Apache Avro is a data serialization system. The Avro Input step decodes binary or JSON Avro data and extracts fields from the structure it defines. This step extracts data from an Avro file to be used in the PDI stream.

General

The following fields and button are general to this transformation step:

Field Description
Step Name Specifies the unique name of the Avro Input step on the canvas. You can customize the name or leave it as the default.
Location

Indicates the file system or specific cluster where the source file you want to input is located. Options are as follows:

  • Local: Specifies that the source file is in a file system that is local to the PDI client.
  • Hadoop Cluster: Specifies that the source file is in the cluster indicated.
  • S3: Specifies that the source file is on the S3 file system.
  • HDFS (default): Specifies that the source file is on any Hadoop distributed file system, except MapR.
  • MapRFS: Specifies that the source file is on the MapR file system.
Folder/File Name

The fullly qualified URL of the source file name for the input fields.

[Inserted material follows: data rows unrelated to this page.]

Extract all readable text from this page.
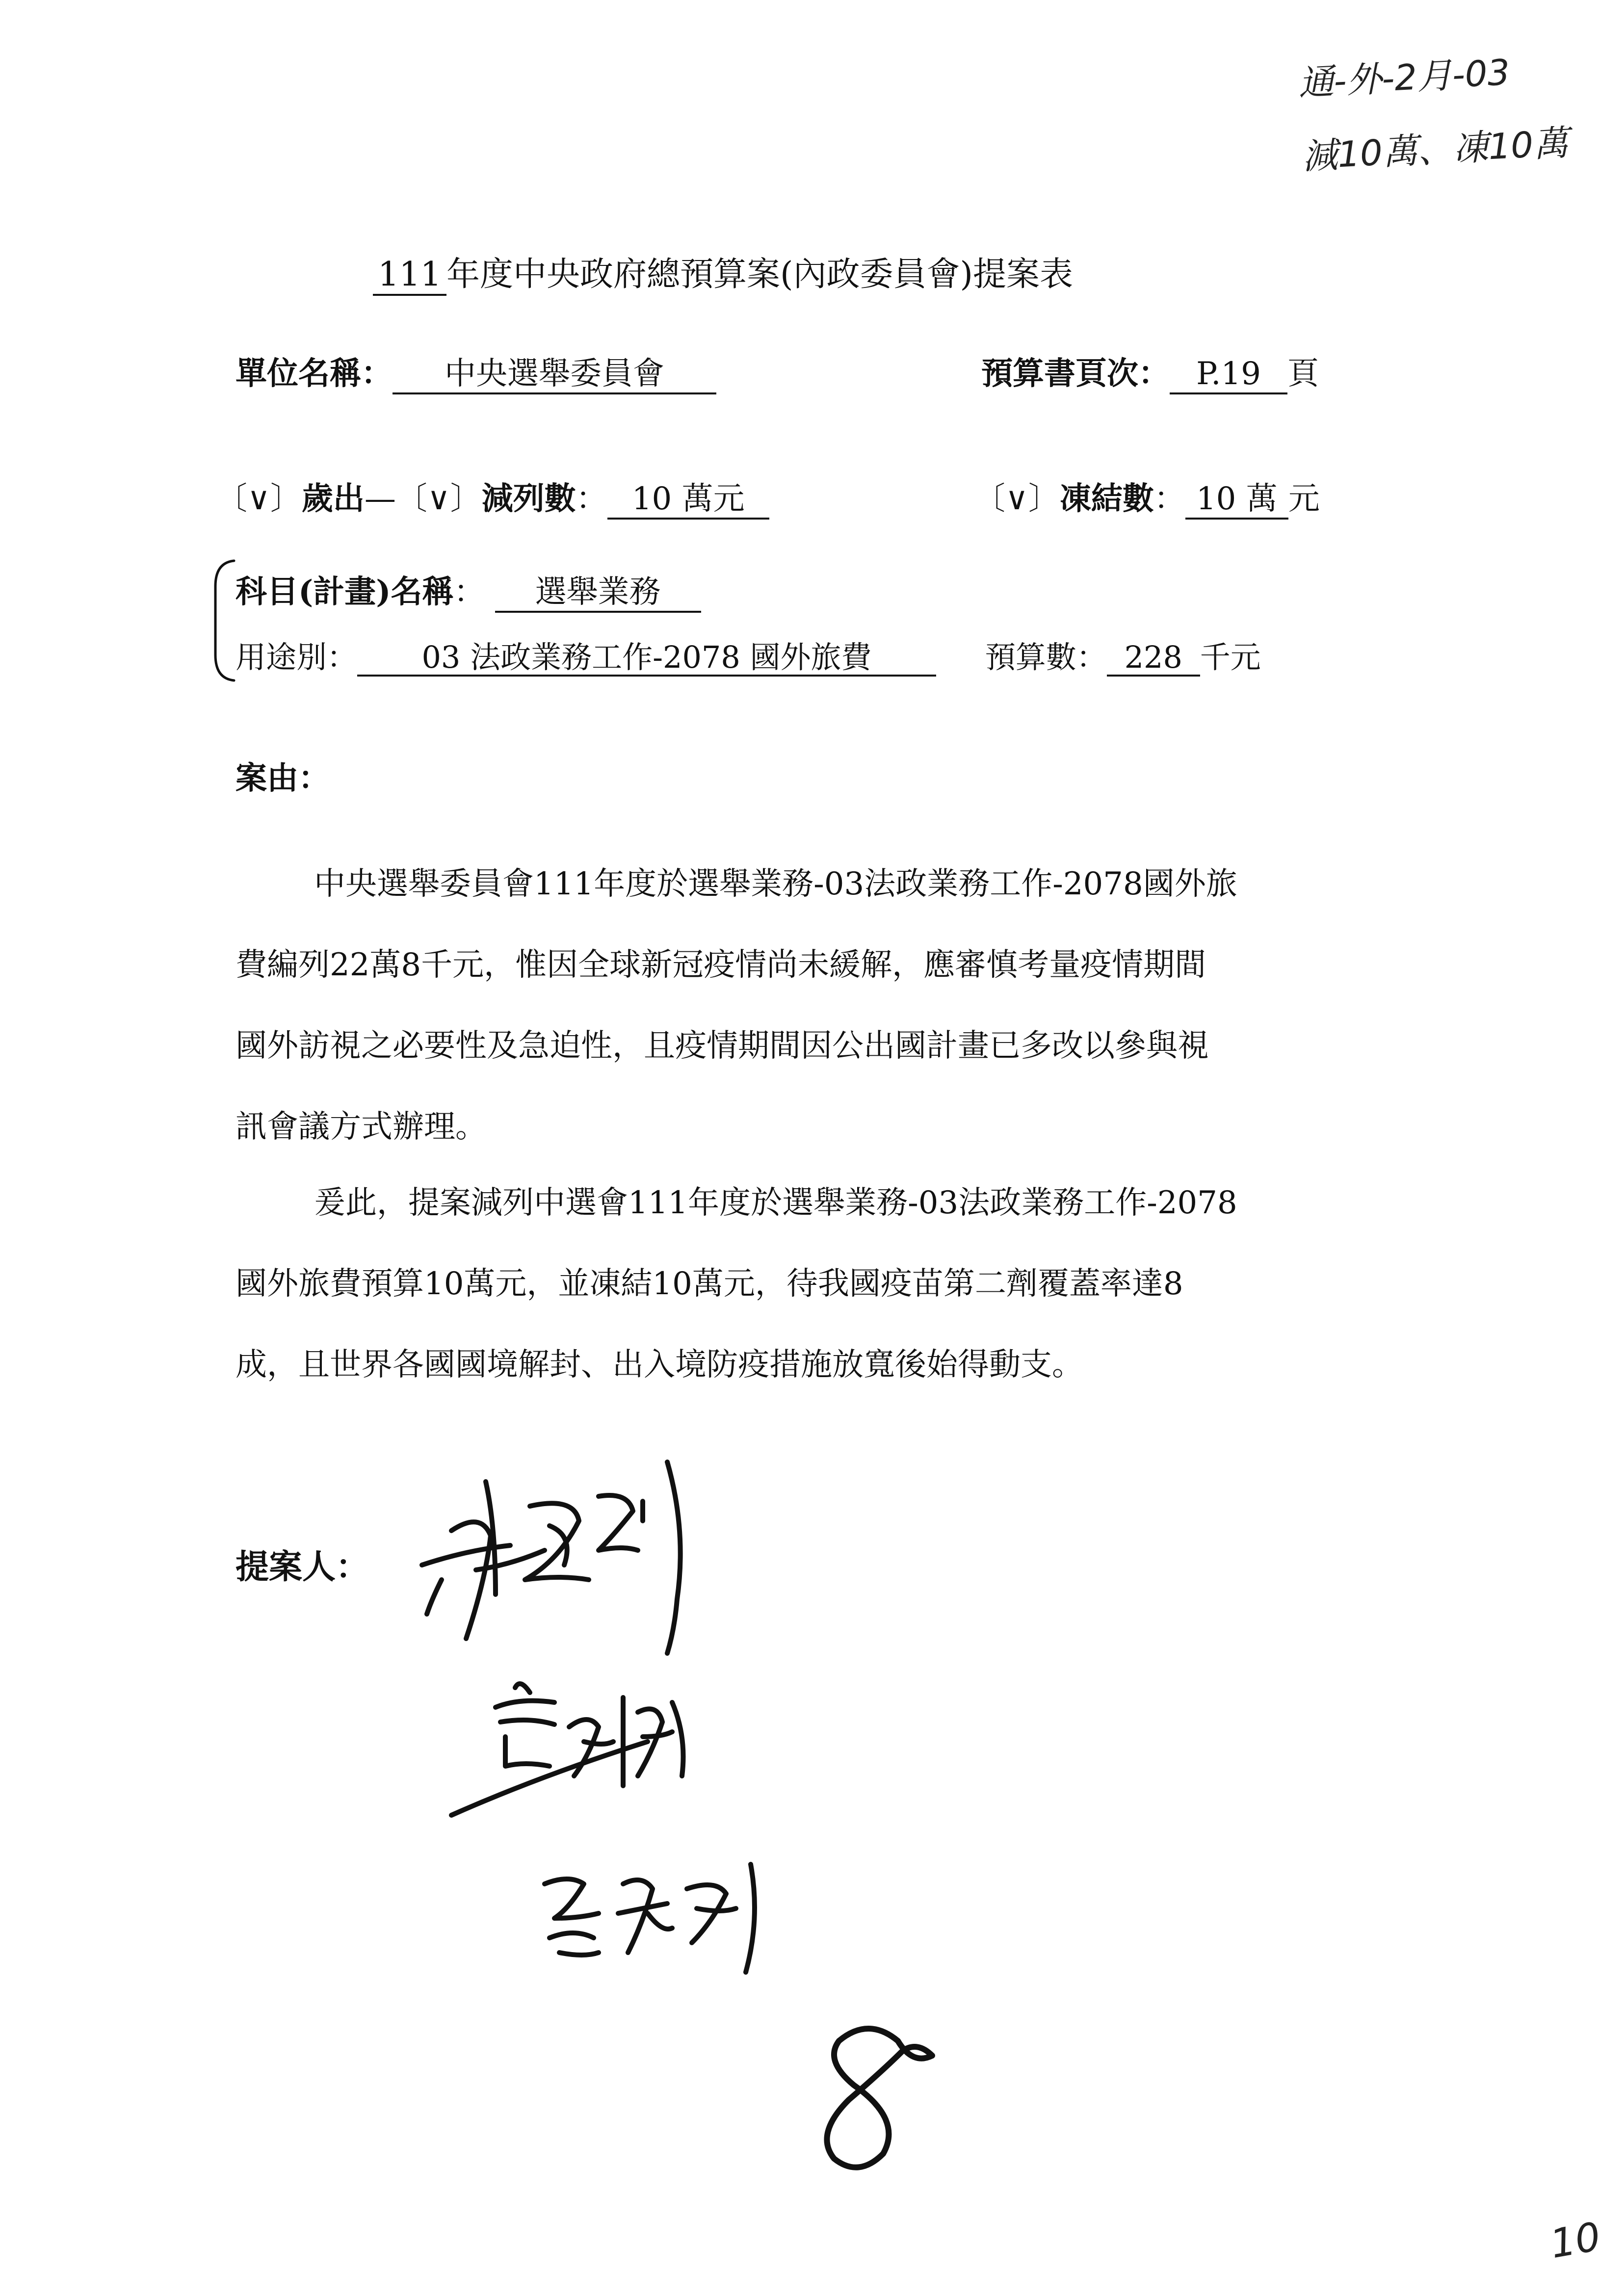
通-外-2月-03
減10萬、凍10萬
111 年度中央政府總預算案(內政委員會)提案表
單位名稱： 中央選舉委員會	預算書頁次： P.19 頁
〔∨〕歲出—〔∨〕減列數： 10 萬元	〔∨〕凍結數： 10 萬 元
科目(計畫)名稱： 選舉業務
用途別： 03 法政業務工作-2078 國外旅費	預算數： 228 千元
案由：
中央選舉委員會111年度於選舉業務-03法政業務工作-2078國外旅
費編列22萬8千元，惟因全球新冠疫情尚未緩解，應審慎考量疫情期間
國外訪視之必要性及急迫性，且疫情期間因公出國計畫已多改以參與視
訊會議方式辦理。
爰此，提案減列中選會111年度於選舉業務-03法政業務工作-2078
國外旅費預算10萬元，並凍結10萬元，待我國疫苗第二劑覆蓋率達8
成，且世界各國國境解封、出入境防疫措施放寬後始得動支。
提案人：
10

  • When running on the Pentaho engine, a single Avro file (file:///C:/avro-input-file for example) is specified to read as input.

  • When running on the Spark engine, a folder is specified and all the Avro files within that folder are read as input.
Preview Display the rows generated by this step.

Options

The Avro Input transformation step features several tabs with fields. Each tab is described below.

Fields Tab

Fields Tab for the Avro Input Step

The table in the Fields tab defines the following input fields from the Avro source:

Field Description
Path

The location of the Avro source

Name The name of the input field
Type The type of the input field, such as ‘String’ or ‘Date’

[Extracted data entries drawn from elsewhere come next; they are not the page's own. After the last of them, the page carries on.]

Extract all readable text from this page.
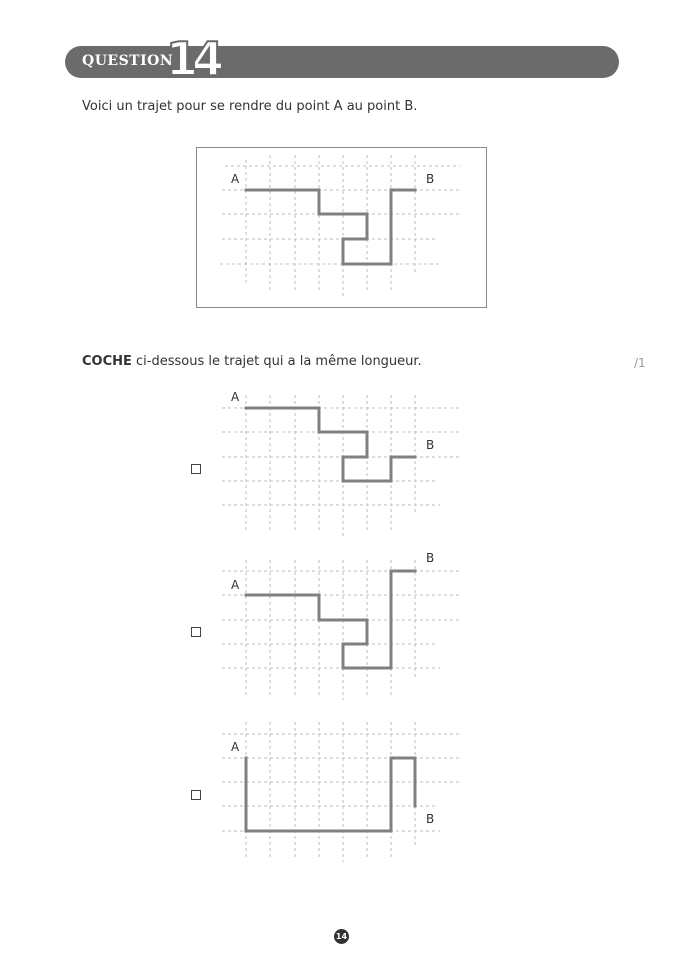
QUESTION
14
Voici un trajet pour se rendre du point A au point B.
COCHE ci-dessous le trajet qui a la même longueur.	/1
A	B
A
B
A
B
A
B
14
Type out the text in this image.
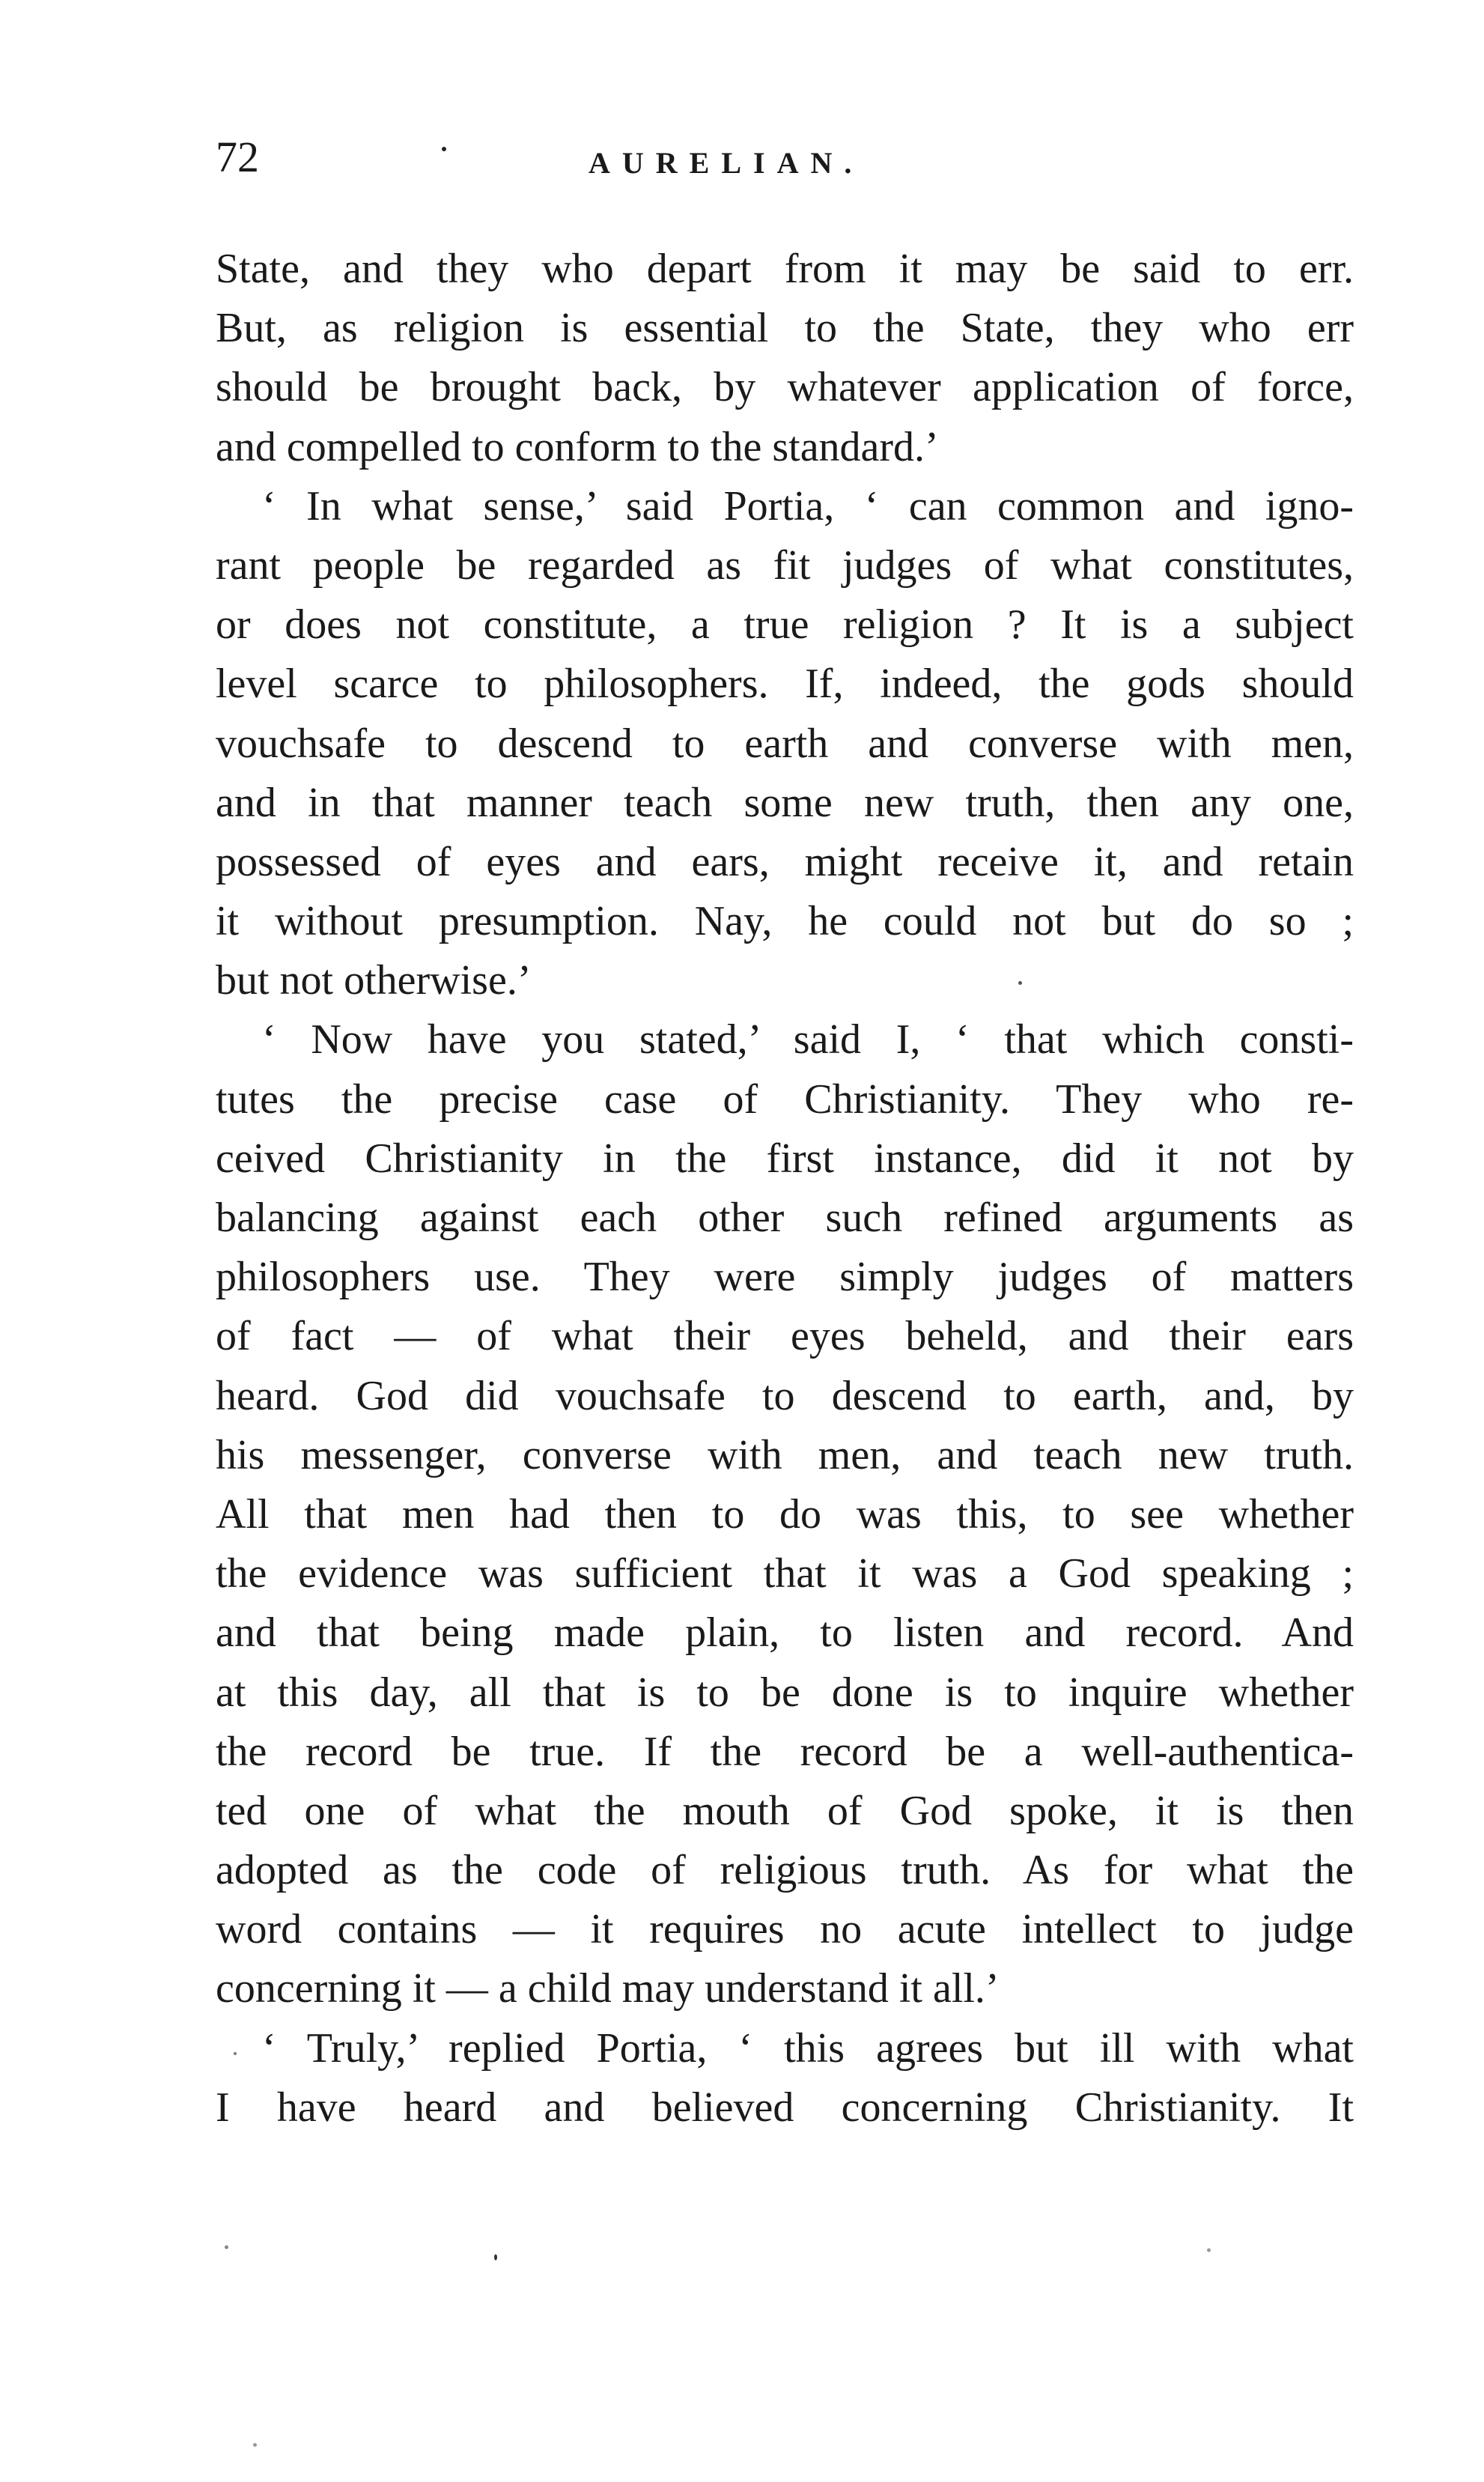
72	AURELIAN.

State, and they who depart from it may be said to err.
But, as religion is essential to the State, they who err
should be brought back, by whatever application of force,
and compelled to conform to the standard.’

‘ In what sense,’ said Portia, ‘ can common and igno-
rant people be regarded as fit judges of what constitutes,
or does not constitute, a true religion ? It is a subject
level scarce to philosophers. If, indeed, the gods should
vouchsafe to descend to earth and converse with men,
and in that manner teach some new truth, then any one,
possessed of eyes and ears, might receive it, and retain
it without presumption. Nay, he could not but do so ;
but not otherwise.’

‘ Now have you stated,’ said I, ‘ that which consti-
tutes the precise case of Christianity. They who re-
ceived Christianity in the first instance, did it not by
balancing against each other such refined arguments as
philosophers use. They were simply judges of matters
of fact — of what their eyes beheld, and their ears
heard. God did vouchsafe to descend to earth, and, by
his messenger, converse with men, and teach new truth.
All that men had then to do was this, to see whether
the evidence was sufficient that it was a God speaking ;
and that being made plain, to listen and record. And
at this day, all that is to be done is to inquire whether
the record be true. If the record be a well-authentica-
ted one of what the mouth of God spoke, it is then
adopted as the code of religious truth. As for what the
word contains — it requires no acute intellect to judge
concerning it — a child may understand it all.’

‘ Truly,’ replied Portia, ‘ this agrees but ill with what
I have heard and believed concerning Christianity. It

The default format mask for the date type is yyyy-MM-dd. The default format mask for the timestamp type is yyyy-MM-dd HH:mm:ss.SSS. If the data stored is any other format, and was stored as a string data type, it will not be possible to retrieve the column data. In that case, null will be returned for that column.

You can manually define the fields in the table, or you can click Get Fields to populate them from the incoming PDI stream.

Schema Tab

Schema Tab for the Avro Input Step

This tab includes the following field to define the source for your Avro schema:

  • File name: Specify the Avro schema file by entering its path as a fully qualified URL (file:///C:/avro-output-schema for example) or by clicking Browse. A separate schema file is not required. If you do not specify the schema file, PDI will attempt to retrieve the fields from the embedded schema in the Avro data file.

Metadata Injection Support

All fields of this step support metadata injection. You can use this step with ETL Metadata Injection to pass metadata to your transformation at runtime.